Angélique: "A premature baby has a strength in him that you can't imagine"

“I gave birth to a little boy named Logan, born at 29 weeks for 1.190 kg and 38 small centimeters, on November 11, 2018. And there we enter the world of prematurity, with top neonatology of the top, without knowing that a premature baby has a force in him that one cannot imagine. I met my son 3 hours after giving birth.

He stayed a month and a half in neonatology. He came out for the new year. Today, he is a little boy full of life, with his little character! »

Evie: "Today is our fight, it's all about him"

“My son was born at 31 weeks on May 29, 2018, at 1,120 kg. An extremely difficult moment when you don't expect it. I had a rejection the first few days, I didn't want to deal with it. I was so afraid of losing it that I didn't want to get attached to it. The weight was only going down, and then, when it came back up, I gradually managed to take care of it, give him all the love he needed to fight.

Upon release, no apparent sequelae. But growing up… At 5 months, hernia operation. At 16 months, the world collapses when learning various malformations, especially in the back...

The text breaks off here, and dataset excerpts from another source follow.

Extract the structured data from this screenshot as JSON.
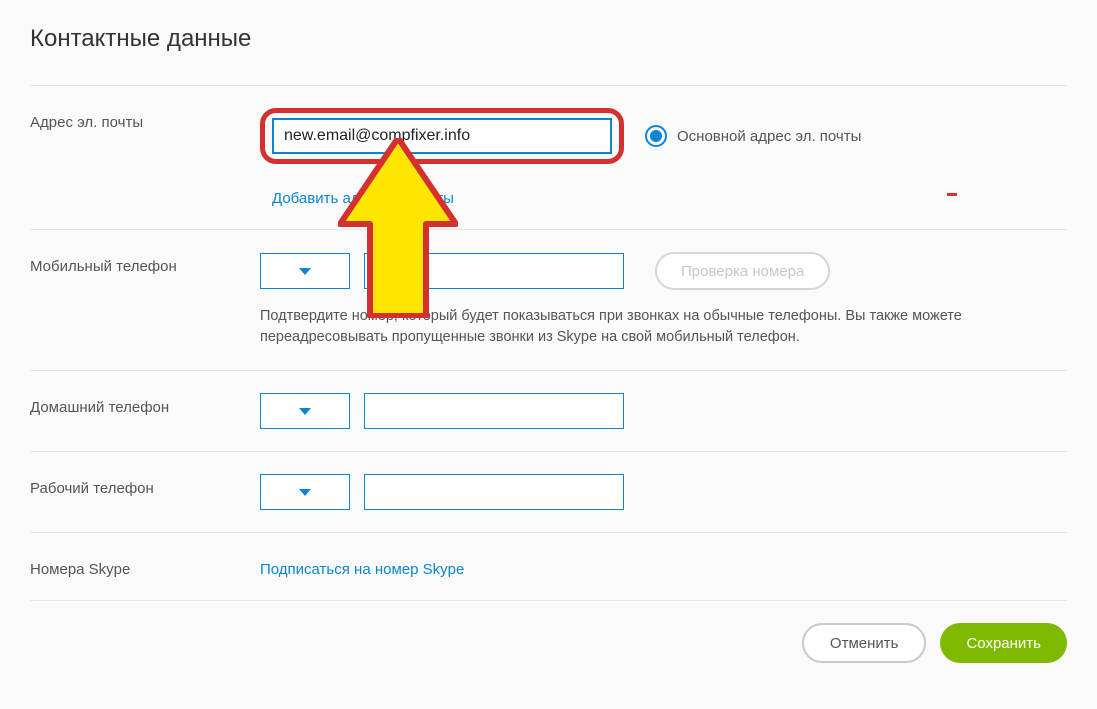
{
  "page": {
    "title": "Контактные данные"
  },
  "email": {
    "label": "Адрес эл. почты",
    "value": "new.email@compfixer.info",
    "primary_label": "Основной адрес эл. почты",
    "add_link": "Добавить адрес эл. почты"
  },
  "mobile": {
    "label": "Мобильный телефон",
    "verify": "Проверка номера",
    "hint": "Подтвердите номер, который будет показываться при звонках на обычные телефоны. Вы также можете переадресовывать пропущенные звонки из Skype на свой мобильный телефон."
  },
  "home": {
    "label": "Домашний телефон"
  },
  "work": {
    "label": "Рабочий телефон"
  },
  "skype": {
    "label": "Номера Skype",
    "link": "Подписаться на номер Skype"
  },
  "buttons": {
    "cancel": "Отменить",
    "save": "Сохранить"
  }
}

Despite our reminders, no doctor cares, we are not listened to. I had to put my activity on hold to take care of him. Today is our fight, everything revolves around him. »

Ludyvine: "I was very afraid to relive all this in my second pregnancy"

“My boys were born at 33 weeks, following a hospitalization at 29 weeks for threatened premature delivery. The first 48 hours were very agonizing because one of the babies was life-threatening.

They stayed “only” three weeks in neonatology thanks to a good birth weight, but these weeks seemed endless to us. Coming home is also very stressful when you have gotten used to the sensors to know if everything is fine.

I was very scared of going through all of this again in my second pregnancy, and having a full-term baby is what helped me the most to stop feeling guilty about this previous complicated pregnancy and this premature birth.

I would like to thank the neonatology staff at the Pasteur Hospital, I did not remember the names but a few faces, the comforting words and the precious advice. »

Virginie: "for hours our hands laid on him"

In the evening, we returned with difficulty. We called several times a night. When he reached a good weight and was able to breathe and eat on his own, we were able to start bringing him in, first during the day, then for good, after almost 4 months as a newborn.